I would never encourage my child to skive, and I would absolutely NOT lie for them.

Annascaul · 11/05/2025 19:26

MyCyanReader · 11/05/2025 19:24

WFT???

There is far more to life than academic studies, and for those who find A Levels harder, the school will be putting on this event so that they get the opportunity to feel good about themselves.

I remember doing something similar at school. I was absolutely dreading it, but actually it did my self esteem the world of good and I ended up enjoying some of it.

@Ankther your daughter is (almost) an adult. There will be things in life that she will have to do that she will find daunting.

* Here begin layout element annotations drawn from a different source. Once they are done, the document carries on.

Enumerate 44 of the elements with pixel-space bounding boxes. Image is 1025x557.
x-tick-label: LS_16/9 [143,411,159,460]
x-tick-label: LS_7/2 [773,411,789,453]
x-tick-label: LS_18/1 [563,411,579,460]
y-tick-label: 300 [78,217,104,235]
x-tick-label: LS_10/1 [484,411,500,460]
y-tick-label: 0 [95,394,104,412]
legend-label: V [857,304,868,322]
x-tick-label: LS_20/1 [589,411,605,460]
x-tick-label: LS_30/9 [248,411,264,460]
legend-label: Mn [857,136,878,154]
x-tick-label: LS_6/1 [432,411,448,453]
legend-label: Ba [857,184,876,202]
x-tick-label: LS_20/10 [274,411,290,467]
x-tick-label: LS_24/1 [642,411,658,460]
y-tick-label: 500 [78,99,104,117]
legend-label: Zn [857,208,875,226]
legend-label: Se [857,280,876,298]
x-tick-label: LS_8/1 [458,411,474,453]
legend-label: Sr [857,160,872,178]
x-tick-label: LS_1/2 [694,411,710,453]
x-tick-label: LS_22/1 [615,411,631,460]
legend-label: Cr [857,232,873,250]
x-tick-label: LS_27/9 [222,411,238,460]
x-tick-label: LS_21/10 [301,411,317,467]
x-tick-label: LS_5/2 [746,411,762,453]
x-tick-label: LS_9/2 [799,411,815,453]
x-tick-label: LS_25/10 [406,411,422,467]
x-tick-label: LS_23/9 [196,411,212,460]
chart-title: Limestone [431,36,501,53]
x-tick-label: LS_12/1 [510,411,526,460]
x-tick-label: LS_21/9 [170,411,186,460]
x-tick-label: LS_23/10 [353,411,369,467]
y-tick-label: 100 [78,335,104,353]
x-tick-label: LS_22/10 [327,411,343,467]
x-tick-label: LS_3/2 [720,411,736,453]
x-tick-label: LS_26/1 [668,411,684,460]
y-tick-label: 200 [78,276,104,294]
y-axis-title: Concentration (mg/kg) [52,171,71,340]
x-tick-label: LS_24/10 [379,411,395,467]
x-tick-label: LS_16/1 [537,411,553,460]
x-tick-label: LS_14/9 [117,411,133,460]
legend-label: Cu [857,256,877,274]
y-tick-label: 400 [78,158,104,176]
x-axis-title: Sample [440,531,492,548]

You should encourage her to have a go, or at the very least to be honest with the school and be a grown up and go and talk to the head of 6th form and tell them why she doesn't want to do it.

I would never encourage my child to skive, and I would absolutely NOT lie for them.

Why the assumption that someone struggling academically will automatically be good at sport and comedy??

GloriousGoosebumps · 11/05/2025 19:26

Frostynoman · 11/05/2025 19:16

I imagine it’s workshopping and not an open mic night - as in she doesn’t have to get up there and tell jokes if she doesn’t want to. She should be honest and ask for further info

What's workshopping and why would the school describe it as a stand-up comedy workshop if it isn't?

1SillySossij · 11/05/2025 19:28

Just go and don't join in. She needs to learn to speak up for herself

Didshejustsaythatoutloud · 11/05/2025 19:29

Absolutely have your dds back. I would be open and honest with the school as to why she isn't going to attend the class.
Give her a hug from me x

kshaw · 11/05/2025 19:29

Absolutely ring in. As an adult I would refuse to take part in a stand up comedy thing, forced fun even for the debate/fitness is my worst nightmare. Hard no

Sunflower1650 · 11/05/2025 19:30

I would keep her off but be honest about why. Tell them she’s stressed and anxious about the event and you’re quite rightly prioritising her mental health.

JoyousEagle · 11/05/2025 19:31

DrPrunesqualer · 11/05/2025 19:13

We had a boy at my sons school ( well two actually ) constantly conveniently being ill when things like this came up. Particularly CCF activities and residentials sleeping under makeshift canvases and generally climbing mud filled hills in the rain and eating army rations

Not everyone enthused about doing any of it but they all built a camaraderie in doing it together. A combined we’ll get through this and support each other in our pain.
Except of course the one than skived off. He struggled making friends before and did himself no favours in getting mum to get him out of the hard stuff. He never really survived well in the friendship department when everyone realised the game he and his mum played.

But that’s a very different situation to a 17 year old missing one thing for the first time..

Annascaul · 11/05/2025 19:31

Annascaul · 11/05/2025 19:21

Those activities are quite different from a standup comedy workshop, to be fair.
I wouldn’t have advised op to collude in missing something like you’ve described, but it’s just not in the same league.

@DrPrunesqualer

Notfeelinit · 11/05/2025 19:33

Ankther · 11/05/2025 18:19

No, parents have to report sixth formers’ absences, even once they turn 18. It’s a high-performing but very strict girls’ grammar school, with a fairly authoritarian headmistress.